機関マネーの大規模な流出は下値を重くする構造的な要因です。フローが流入へ転じるかどうかが、相場の底入れを見極めるうえでの重要な手掛かりになります。

本日のデイトレ材料

最大の材料は木曜で、5月のコアPCEと1〜3月期GDP確報が同時に公表されます。あわせて6月24日にはマイクロンの決算が予定され、テック株を通じたリスク選好にも目を配っておきたいところです。

短期で最も警戒すべきは、ホルムズ海峡を巡るイランと米国の応酬の続報です。封鎖の有無を巡る報道が交錯しており、原油高やリスク回避に振れれば、薄商いのなかで値動きが大きくなりやすい状況です。短期の市場テーマは、この地政学ヘッドラインと、過去最大規模に膨らんだETF流出という需給の重し、そして週後半のPCEをにらんだ様子見の綱引きです。

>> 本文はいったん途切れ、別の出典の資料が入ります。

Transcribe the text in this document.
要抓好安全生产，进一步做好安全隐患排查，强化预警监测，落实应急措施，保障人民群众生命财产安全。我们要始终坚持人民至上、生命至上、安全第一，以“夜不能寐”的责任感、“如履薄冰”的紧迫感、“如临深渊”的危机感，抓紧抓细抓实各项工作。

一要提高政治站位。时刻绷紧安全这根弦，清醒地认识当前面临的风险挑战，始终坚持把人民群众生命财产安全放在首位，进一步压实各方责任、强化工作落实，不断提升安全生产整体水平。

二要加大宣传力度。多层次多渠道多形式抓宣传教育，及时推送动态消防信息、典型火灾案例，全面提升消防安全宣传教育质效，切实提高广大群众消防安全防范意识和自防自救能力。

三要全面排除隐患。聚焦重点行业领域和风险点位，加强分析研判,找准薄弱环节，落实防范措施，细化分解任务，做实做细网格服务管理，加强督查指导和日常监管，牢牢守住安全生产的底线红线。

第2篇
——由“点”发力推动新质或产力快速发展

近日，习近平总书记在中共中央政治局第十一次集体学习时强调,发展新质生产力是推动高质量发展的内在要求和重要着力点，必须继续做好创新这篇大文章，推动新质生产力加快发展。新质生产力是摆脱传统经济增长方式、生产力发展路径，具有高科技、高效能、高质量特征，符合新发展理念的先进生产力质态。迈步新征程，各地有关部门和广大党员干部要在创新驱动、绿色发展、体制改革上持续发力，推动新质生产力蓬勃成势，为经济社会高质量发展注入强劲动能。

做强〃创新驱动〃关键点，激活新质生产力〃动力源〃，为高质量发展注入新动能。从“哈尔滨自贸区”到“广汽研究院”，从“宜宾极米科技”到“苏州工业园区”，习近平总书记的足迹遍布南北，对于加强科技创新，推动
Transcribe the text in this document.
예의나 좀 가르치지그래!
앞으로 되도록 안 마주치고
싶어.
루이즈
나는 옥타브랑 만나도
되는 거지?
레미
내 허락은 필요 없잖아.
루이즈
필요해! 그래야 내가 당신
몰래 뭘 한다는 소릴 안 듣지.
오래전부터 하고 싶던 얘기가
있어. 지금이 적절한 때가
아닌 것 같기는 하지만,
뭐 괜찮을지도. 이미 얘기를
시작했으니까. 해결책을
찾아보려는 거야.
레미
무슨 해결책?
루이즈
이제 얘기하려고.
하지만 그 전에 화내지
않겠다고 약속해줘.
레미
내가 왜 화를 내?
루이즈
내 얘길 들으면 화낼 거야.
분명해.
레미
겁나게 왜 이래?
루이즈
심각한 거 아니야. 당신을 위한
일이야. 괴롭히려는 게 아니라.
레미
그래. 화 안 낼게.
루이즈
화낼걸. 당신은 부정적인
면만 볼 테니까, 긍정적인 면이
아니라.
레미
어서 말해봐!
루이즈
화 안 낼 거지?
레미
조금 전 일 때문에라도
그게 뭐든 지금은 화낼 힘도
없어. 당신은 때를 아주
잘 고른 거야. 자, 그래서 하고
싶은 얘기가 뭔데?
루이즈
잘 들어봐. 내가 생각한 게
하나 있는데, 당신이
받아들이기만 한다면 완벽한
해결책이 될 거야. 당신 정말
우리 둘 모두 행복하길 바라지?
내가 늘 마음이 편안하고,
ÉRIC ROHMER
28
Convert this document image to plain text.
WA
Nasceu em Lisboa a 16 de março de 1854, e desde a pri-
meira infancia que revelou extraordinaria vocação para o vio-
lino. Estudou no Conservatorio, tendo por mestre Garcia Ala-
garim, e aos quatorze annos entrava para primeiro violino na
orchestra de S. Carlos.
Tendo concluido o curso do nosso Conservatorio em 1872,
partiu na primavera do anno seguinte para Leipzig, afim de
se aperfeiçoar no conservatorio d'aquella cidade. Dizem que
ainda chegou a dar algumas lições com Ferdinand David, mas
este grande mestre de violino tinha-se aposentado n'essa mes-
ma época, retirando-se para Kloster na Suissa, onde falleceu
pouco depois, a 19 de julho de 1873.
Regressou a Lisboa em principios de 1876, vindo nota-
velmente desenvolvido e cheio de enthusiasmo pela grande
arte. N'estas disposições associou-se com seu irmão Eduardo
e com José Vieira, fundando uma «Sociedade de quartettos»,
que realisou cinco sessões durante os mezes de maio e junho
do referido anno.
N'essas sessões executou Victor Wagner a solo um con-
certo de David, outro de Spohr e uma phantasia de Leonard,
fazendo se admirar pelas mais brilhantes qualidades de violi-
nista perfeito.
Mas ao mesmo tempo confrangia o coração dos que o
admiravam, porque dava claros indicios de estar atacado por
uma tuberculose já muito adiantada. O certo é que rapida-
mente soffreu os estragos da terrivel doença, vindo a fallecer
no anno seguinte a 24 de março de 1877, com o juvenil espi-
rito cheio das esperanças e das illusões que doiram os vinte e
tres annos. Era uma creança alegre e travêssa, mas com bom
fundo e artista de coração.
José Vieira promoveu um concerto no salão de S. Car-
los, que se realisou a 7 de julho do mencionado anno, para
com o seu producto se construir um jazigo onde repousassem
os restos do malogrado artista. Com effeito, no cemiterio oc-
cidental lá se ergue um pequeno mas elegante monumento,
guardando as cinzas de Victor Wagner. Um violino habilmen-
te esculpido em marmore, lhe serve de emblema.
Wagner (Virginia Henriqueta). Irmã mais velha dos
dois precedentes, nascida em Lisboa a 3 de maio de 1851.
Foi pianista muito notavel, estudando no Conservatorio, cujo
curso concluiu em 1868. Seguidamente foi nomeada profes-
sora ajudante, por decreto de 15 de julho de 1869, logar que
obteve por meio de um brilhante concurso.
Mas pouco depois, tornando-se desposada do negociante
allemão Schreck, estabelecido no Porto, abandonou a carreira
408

上方向の焦点は6万3700〜6万3900ドルで、日足MA20と1時間足のMA50・MA100が重なる戻り売りの目安です。ここを回復できれば6万4500〜6万4600ドルが視野に入ります。下方向の焦点は6万3300ドルで、これを割り込むと6万3000ドル、さらに6万2272ドルから6万1900ドルが意識されます。短期トレーダーがまず見るべきは、6万3700ドルの回復可否と、6万3300ドルの攻防です。

まとめ

本日のBTCは、ホルムズ海峡の再封鎖を巡る地政学リスクの再燃を受けて戻りが鈍く、6万3000ドル台のレンジ下限で推移しています。日足では主要な移動平均線をすべて下回っており、過去最大規模のETF流出も下値を重くしています。

短期的には、上値6万3700ドル・下値6万3300ドルの攻防に加え、中東情勢のヘッドラインと木曜のPCEが相場の分岐点となります。戻りの鈍い地合いが続くなか、薄商いのなかでの急変動には警戒しておきたい一週間の入り口です。